April 5, 2026
·2 min read
Testing New Frameworks for Insane Speeds
I’ve been building websites since 1996, and if there’s one thing that remains constant in this industry, it’s that technology moves incredibly fast. I’ve been using WordPress as my primary CMS since 2008, and it has been the absolute go-to for almost everything I do.
But I knew this time was coming. I realized it would eventually make sense to start looking beyond a single platform to get the absolute best performance. In fact, that’s one of the main reasons we officially changed our agency’s name from ClockworkWP to Clockwork Web Dev back in September 2024. We wanted to make sure we weren’t tied to WordPress. Although it has helped me start multiple businesses, I knew WordPress had new competitors, and those competitors were lightweight and screamingly fast!
Lately, I’ve been playing around in the lab, testing out some different frameworks to see what the next generation of web development looks like. I had asked A.I. which frameworks are fastest and can work with Tailwind and I decided to check it out. And after realizing Astro was great, I wanted some kind of CMS to go with it.
I’ll keep the exact details a little vague for now since I’m still deep in the experimentation phase, but I am looking closely at a few modern alternatives. I’ve been kicking the tires on emdash-cms (https://github.com/emdash-cms/emdash) and Payload CMS (https://payloadcms.com/).
If you haven’t looked into Astro, it’s a frontend framework that essentially ships zero JavaScript to the browser by default. When you hook up a structured, modern CMS like Payload or EmDash to an Astro frontend, the result is that the site is just SOOOO FAST. It’s a completely different league of performance compared to a heavy, traditional setup.

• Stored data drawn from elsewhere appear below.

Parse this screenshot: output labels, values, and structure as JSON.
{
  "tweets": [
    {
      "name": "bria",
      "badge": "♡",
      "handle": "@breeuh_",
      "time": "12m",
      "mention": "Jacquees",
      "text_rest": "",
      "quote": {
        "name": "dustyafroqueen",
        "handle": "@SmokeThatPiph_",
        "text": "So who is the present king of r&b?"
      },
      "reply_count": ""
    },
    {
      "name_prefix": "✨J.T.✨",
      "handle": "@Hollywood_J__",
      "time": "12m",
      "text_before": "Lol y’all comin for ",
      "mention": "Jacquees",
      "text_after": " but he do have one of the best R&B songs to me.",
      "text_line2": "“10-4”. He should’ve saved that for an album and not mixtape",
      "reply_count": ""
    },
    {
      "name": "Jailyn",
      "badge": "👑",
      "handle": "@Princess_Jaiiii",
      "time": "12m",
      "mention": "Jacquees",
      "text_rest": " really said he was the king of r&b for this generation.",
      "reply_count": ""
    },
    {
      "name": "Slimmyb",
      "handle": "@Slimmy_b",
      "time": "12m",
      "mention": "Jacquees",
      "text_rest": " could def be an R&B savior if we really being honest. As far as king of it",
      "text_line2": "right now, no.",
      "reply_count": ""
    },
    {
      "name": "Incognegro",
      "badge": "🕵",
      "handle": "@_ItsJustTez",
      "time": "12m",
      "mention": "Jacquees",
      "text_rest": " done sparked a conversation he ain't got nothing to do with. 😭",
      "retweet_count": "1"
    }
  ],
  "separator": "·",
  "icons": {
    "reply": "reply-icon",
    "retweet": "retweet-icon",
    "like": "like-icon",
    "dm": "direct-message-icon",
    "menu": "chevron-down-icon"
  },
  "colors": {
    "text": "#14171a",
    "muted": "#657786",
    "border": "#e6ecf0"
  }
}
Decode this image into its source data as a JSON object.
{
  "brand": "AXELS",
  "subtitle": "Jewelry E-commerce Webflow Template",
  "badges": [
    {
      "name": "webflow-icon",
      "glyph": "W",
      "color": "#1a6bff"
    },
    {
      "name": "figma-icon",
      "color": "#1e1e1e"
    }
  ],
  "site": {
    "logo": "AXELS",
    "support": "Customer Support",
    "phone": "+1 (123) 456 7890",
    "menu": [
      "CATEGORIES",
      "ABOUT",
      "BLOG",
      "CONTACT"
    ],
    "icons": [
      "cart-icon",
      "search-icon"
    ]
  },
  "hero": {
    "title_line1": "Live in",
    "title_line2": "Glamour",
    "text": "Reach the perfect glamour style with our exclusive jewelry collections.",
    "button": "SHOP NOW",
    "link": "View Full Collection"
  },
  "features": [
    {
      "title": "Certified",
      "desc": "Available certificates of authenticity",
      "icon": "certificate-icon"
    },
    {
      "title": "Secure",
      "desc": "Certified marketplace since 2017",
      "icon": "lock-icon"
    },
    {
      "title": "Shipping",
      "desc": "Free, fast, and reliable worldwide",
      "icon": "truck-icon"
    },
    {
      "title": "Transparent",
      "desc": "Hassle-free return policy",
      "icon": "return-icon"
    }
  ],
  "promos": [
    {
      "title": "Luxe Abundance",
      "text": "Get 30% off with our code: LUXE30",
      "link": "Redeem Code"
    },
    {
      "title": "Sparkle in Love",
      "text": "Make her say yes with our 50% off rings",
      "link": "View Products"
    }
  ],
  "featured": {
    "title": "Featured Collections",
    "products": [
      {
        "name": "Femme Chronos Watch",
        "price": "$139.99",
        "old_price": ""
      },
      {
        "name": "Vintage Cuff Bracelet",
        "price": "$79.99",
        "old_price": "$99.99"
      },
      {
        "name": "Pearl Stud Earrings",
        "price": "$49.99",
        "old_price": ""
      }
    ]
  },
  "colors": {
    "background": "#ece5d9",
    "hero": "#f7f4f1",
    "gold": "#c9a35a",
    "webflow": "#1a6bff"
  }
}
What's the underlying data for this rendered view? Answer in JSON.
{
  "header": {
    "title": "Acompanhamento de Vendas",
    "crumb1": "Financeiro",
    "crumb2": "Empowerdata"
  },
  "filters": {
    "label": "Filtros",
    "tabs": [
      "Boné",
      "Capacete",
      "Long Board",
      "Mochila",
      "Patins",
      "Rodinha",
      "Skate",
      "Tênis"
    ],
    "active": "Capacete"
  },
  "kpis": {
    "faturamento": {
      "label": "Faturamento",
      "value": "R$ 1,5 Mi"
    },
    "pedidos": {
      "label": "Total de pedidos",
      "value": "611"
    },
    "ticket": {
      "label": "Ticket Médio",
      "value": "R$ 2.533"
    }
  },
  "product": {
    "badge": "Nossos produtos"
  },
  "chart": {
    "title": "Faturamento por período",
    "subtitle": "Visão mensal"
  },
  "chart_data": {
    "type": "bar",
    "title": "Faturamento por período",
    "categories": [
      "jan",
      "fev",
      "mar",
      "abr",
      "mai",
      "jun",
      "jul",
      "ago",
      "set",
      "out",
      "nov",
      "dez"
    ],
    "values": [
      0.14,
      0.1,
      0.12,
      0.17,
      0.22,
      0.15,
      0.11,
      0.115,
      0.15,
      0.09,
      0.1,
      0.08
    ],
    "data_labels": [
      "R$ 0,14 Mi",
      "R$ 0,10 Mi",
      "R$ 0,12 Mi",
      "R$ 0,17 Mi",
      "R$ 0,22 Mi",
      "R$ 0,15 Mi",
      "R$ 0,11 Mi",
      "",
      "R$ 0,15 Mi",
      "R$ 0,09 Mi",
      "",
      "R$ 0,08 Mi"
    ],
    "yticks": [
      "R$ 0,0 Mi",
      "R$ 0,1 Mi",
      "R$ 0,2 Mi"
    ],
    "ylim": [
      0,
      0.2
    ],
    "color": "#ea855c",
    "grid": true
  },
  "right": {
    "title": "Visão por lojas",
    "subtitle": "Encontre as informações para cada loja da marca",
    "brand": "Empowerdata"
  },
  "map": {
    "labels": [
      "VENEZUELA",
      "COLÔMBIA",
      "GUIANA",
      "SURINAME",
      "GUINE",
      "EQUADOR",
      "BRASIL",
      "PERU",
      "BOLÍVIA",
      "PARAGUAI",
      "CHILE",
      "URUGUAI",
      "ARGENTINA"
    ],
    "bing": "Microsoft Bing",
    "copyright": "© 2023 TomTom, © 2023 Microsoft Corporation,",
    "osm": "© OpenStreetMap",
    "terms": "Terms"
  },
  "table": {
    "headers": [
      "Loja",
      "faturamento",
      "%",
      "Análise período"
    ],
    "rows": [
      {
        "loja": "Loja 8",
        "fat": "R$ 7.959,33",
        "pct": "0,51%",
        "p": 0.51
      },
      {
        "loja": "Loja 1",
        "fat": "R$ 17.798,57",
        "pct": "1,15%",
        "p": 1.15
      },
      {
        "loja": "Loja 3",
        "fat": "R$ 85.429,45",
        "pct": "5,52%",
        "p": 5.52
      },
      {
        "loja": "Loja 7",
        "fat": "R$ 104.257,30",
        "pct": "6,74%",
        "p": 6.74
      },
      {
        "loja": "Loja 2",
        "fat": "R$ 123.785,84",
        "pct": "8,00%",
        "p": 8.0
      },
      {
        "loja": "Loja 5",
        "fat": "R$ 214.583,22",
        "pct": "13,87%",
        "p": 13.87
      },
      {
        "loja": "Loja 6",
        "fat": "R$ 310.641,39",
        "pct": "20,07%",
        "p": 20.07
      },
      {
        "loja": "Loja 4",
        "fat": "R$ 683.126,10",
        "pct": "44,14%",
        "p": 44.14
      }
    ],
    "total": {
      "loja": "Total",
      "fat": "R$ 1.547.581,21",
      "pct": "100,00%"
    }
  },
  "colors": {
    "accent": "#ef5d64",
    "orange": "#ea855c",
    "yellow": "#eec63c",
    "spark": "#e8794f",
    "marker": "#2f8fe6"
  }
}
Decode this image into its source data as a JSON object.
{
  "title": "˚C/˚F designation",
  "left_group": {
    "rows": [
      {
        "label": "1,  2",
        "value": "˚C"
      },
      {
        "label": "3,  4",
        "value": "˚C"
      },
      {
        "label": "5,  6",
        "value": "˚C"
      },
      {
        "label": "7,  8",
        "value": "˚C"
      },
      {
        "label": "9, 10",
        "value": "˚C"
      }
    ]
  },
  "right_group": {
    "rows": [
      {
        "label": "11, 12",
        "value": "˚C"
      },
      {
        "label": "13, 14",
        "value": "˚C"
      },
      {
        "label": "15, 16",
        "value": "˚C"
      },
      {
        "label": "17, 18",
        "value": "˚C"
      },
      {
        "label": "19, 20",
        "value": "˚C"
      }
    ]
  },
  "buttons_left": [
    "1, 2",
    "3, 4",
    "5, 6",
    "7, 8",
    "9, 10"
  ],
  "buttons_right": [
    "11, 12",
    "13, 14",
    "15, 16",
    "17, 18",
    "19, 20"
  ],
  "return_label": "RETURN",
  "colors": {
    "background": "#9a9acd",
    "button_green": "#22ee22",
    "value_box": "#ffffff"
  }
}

I’m not ditching WordPress, I’m being a realist and I know there are ways to build sites that are faster, and WordPress is not the answer. Of course, this only (at this time) affects sites that are more “marketing-only” sites. You can’t have a “static HTML” site and do e-commerce, or have people sign up.
I’ll share more as I figure out exactly how these tools might fit into my workflow and benefit the projects we build.